What is waste and biomass valorisation?
Waste and biomass valorisation is a term that you will never fail to come across when waste management topic is discussed. It is simply the process by which waste is treated. The treatment can be done for several reasons. One of them is for disposal. It could also be done for sorting or even storage.
What really motivated the valorisation or treatment of waste is the depletion of materials. This saw the need for recycling of waste and residues to address the socio-economic concerns that had resulted from the exhaustion.
The process of waste valorisation
The method of waste and biomass valorisation involves the following major activities:
1. Processing of residue into raw materials
This is actually one of the most popular ways of waste valorisation. As the term suggests, the process merely involves the processing of waste or turning it into raw materials. It is quite straightforward. For instance, plastic bags can be processed and used to make computer cases and so on. Another good example is carbon dioxide. Being waste from plants or even humans, it is converted to methanol which is used to make fuel and other materials through a process known as carbon dioxide hydrogenation.
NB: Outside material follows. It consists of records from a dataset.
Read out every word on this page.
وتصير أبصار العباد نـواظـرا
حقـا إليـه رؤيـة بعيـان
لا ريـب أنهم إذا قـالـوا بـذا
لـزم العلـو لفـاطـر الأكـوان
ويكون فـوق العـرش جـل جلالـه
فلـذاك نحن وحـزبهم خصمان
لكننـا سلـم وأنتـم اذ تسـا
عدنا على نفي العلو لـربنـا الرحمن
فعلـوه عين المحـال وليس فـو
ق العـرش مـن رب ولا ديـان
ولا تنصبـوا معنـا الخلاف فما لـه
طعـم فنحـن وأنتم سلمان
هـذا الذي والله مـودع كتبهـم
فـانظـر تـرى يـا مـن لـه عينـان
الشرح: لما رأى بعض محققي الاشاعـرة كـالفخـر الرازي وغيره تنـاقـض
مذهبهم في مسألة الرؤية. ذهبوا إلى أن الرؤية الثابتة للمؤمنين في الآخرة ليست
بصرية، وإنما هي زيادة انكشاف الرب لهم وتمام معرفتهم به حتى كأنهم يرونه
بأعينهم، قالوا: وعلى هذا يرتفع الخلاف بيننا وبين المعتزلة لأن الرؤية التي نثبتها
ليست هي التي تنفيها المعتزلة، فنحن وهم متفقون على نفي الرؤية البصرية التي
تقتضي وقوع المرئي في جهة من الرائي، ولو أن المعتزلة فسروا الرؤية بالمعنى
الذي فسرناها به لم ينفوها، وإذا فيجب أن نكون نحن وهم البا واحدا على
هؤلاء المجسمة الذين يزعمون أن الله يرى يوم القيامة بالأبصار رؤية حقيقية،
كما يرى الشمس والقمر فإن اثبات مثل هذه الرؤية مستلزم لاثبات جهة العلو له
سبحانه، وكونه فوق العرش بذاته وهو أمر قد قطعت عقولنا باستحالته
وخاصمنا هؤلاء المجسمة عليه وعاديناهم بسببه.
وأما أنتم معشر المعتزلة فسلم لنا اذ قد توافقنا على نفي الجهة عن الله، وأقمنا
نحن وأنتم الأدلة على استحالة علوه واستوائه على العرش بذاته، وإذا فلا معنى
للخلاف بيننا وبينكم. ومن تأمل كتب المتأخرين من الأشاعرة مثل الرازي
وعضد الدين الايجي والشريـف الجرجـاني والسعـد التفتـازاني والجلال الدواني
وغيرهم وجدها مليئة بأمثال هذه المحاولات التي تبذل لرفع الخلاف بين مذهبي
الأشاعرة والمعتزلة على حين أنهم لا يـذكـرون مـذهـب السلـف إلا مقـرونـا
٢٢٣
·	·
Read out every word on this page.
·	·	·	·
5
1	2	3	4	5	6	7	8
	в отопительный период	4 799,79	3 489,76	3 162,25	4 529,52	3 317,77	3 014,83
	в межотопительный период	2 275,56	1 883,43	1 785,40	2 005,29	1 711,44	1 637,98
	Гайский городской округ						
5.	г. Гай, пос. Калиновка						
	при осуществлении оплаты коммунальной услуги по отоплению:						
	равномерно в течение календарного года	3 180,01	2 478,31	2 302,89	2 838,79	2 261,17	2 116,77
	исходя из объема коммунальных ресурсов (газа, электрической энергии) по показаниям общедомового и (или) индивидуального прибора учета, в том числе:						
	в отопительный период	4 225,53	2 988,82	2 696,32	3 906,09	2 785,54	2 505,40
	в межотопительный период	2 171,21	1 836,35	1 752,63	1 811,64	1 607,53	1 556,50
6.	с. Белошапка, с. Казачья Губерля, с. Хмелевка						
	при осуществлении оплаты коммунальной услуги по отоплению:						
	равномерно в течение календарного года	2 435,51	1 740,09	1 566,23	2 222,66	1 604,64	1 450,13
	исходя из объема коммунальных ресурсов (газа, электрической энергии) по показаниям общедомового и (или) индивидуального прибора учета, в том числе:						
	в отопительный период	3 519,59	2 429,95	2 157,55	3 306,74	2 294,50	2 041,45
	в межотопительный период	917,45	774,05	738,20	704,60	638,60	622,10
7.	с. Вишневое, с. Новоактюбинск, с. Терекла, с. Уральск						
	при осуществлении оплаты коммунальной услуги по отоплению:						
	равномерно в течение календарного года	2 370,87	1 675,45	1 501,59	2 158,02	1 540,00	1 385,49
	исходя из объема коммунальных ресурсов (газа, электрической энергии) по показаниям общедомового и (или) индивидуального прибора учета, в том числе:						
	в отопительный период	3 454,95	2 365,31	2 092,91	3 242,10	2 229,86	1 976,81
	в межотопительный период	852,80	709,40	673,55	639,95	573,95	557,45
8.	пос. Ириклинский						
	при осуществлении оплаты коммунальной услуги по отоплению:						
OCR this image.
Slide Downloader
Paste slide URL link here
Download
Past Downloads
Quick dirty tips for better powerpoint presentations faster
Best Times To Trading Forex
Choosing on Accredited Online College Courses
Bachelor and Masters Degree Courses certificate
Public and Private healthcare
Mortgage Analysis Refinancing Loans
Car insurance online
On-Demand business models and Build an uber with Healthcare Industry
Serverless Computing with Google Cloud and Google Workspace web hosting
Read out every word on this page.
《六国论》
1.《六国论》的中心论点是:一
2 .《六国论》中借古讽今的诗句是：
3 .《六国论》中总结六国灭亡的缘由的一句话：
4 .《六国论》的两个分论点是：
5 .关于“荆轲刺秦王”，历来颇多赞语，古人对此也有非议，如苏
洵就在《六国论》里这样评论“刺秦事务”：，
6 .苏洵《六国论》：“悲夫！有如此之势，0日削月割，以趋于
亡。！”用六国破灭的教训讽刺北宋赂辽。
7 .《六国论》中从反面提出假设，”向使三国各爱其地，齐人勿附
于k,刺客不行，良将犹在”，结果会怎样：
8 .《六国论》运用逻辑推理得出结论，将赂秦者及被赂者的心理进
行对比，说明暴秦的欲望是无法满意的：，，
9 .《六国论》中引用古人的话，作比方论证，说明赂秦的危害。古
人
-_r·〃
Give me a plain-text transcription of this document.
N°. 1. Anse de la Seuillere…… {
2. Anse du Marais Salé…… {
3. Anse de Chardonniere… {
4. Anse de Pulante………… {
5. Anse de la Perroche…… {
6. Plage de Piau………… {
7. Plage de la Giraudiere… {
2. Finished or semi-finished products as energy sources
Some of the waste may be in the form of finished or semi-finished products. These residues are used as inputs for the production of other items. A good example is steel which can be used in the manufacturing of bicycles. Salt also is a good example and is used in food production.
3. Biomass Valorisation
When it comes to biomass valorisation, microwave technology is employed. In this process, heat is used to break down these waste products. Engineers and other stakeholders are also looking to improve the process by creating bacterial engines to increase the rate of biological decomposition.
Processes like pyrolysis are also employed to transform these materials chemically. Through biomass valorisation, fossil fuel and micronutrient fertilisers are created.The various valorisation techniques were invented to manage waste and also increase sustainability in the manufacturing industries. Engineers continue to research and develop new ways and processes that could make it more efficient.